The Blue Scoop Haus by DIG Architects stands out for its daring yet refined play of colours and volumes
NOV 26, 2020 | By Sakshi Rai
A bold play of colours, clean lines and huge volumes set the tone for this 2,200 sq ft city apartment. Located in One Hiranandani Park, Thane—one of the prime residential hubs in the city—the striking Blue Scoop Haus designed by Mumbai based DIG Architects welcomes the use of local and global materials along with a fresh take on our country’s culture.
What was originally a four bedroom space was restructured to have three instead, a lounge area as well as a bar extending from the living room to better suit the family. The former attached bathroom too was transformed into a powder unit. Other revamps included an open kitchen for more dialogue and circulation, and the addition of a walk-in wardrobe in the master boudoir.
The home gets its moniker from the blue soaked, broad and continuous passage that begins at its entrance and stretches on till the bedroom lobbies. This dark and fascinating volume, which has all its surfaces draped in the same deep shade, creates the illusion of a negative void and serves as a pivotal interior element in the design of this abode.
“The aesthetic spine of the design is the exuberant use of colours, a key factor in portraying Indian culture. A subtle yet definitive use of harmonious shades such as black and blue as well as back-painted glasses in different colour tones allowed for emphasis and contrast without being overwhelming,” explains Amit Khanolkar, principal architect of the practice.
From this entrance corridor, the first area that unfolds is the living room and kitchen. The spacious setting features a confluence of diverse materials, ranging from a slatted oak ceiling and concrete floors to rustic Godhra bricks and birch plywood surfaces. It houses formal sitting areas as well as a eight-seater dining table.
A compact lounge space follows with an L-shaped Mah Jong sofa from Roche Bobois. Nearby is a prayer room. The master bedroom and daughter’s chamber are positioned at the very end of the passage. The former, with an attached bathroom and walk-in closet, is clad in a raw and sombre palette comprising charcoal, concrete and rough cut stones as well as a black and red-painted glass.
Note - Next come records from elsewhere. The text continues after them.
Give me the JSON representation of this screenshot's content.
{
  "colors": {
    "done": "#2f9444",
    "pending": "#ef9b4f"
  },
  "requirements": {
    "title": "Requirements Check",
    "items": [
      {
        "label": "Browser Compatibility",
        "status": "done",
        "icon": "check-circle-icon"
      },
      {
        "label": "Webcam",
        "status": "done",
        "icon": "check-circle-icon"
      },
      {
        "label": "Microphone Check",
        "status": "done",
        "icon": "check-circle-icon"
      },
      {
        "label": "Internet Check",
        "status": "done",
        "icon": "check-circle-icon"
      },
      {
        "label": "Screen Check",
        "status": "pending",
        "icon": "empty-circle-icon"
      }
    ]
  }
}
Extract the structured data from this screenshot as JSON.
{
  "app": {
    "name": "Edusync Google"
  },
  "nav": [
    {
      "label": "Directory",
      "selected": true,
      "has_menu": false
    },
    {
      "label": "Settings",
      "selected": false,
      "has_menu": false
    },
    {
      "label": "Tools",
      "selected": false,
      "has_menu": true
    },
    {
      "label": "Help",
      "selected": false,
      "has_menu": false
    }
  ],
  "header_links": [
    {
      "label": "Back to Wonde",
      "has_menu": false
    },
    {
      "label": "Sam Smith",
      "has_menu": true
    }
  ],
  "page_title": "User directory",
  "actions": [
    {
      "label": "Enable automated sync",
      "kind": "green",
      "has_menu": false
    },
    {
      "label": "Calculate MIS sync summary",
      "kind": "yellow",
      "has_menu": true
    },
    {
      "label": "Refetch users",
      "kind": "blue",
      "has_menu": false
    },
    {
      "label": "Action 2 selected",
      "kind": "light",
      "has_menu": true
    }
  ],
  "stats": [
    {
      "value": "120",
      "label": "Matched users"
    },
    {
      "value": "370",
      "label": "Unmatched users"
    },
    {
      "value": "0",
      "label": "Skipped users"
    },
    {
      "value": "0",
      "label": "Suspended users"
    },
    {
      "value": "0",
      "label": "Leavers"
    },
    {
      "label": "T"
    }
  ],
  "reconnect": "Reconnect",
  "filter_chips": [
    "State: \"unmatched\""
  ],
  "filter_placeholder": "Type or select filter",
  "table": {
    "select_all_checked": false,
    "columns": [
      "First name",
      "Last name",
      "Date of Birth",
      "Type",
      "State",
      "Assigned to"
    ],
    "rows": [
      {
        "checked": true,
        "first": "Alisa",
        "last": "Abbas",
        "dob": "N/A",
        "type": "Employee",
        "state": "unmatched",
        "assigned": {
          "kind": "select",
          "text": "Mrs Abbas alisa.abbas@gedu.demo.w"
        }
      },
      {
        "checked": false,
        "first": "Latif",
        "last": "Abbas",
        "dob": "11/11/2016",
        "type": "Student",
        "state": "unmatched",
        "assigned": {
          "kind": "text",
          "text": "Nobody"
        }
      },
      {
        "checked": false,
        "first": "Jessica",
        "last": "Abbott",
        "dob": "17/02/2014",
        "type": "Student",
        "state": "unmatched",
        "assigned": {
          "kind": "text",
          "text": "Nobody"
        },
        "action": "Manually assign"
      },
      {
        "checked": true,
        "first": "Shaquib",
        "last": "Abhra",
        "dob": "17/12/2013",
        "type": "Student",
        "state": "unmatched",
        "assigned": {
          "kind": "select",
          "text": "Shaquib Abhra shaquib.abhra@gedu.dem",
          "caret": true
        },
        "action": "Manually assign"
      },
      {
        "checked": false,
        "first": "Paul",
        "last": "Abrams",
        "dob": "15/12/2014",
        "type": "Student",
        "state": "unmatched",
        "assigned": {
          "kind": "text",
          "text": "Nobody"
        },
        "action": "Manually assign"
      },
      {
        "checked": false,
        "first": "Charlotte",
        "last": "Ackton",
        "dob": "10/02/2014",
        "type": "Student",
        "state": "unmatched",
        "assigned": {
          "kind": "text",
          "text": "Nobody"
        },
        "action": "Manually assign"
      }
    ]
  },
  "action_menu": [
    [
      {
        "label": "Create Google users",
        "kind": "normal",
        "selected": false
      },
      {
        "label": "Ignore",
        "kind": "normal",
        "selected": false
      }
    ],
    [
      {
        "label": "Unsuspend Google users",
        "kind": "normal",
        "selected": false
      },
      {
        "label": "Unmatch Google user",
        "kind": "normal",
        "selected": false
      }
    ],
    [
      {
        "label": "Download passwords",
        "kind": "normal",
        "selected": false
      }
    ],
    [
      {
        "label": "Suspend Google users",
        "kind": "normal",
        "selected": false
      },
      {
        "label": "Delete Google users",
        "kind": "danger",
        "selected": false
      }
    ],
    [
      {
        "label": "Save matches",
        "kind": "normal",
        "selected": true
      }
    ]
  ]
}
On the other hand, the daughter’s bedroom employs more vibrant tones. Large, mirrored cabinets to hold shoes and other accessories are positioned near the door, while a fuchsia, back-painted wardrobe covers an adjacent wall entirely. The bed and study are crafted using birchwood. The home also has a smaller guest bedroom in dark, monochromatic hues and blue accents.
The muted surfaces across the house act as ideal backdrops to a gamut of art displays. “The artworks are akin to an underlying series of woven threads, starting from the one at the entrance, crafted in jute by Manish Nai and 3D installation pieces by Yuvan Bodhisathuvar that appear differently when viewed from different angles. Black and white frames by Shahid Datawala, EDIDA Designer of the Year 2012, line the lounge and complement the Godhra brick base,” shares Advait Potnis, principal architect of the firm.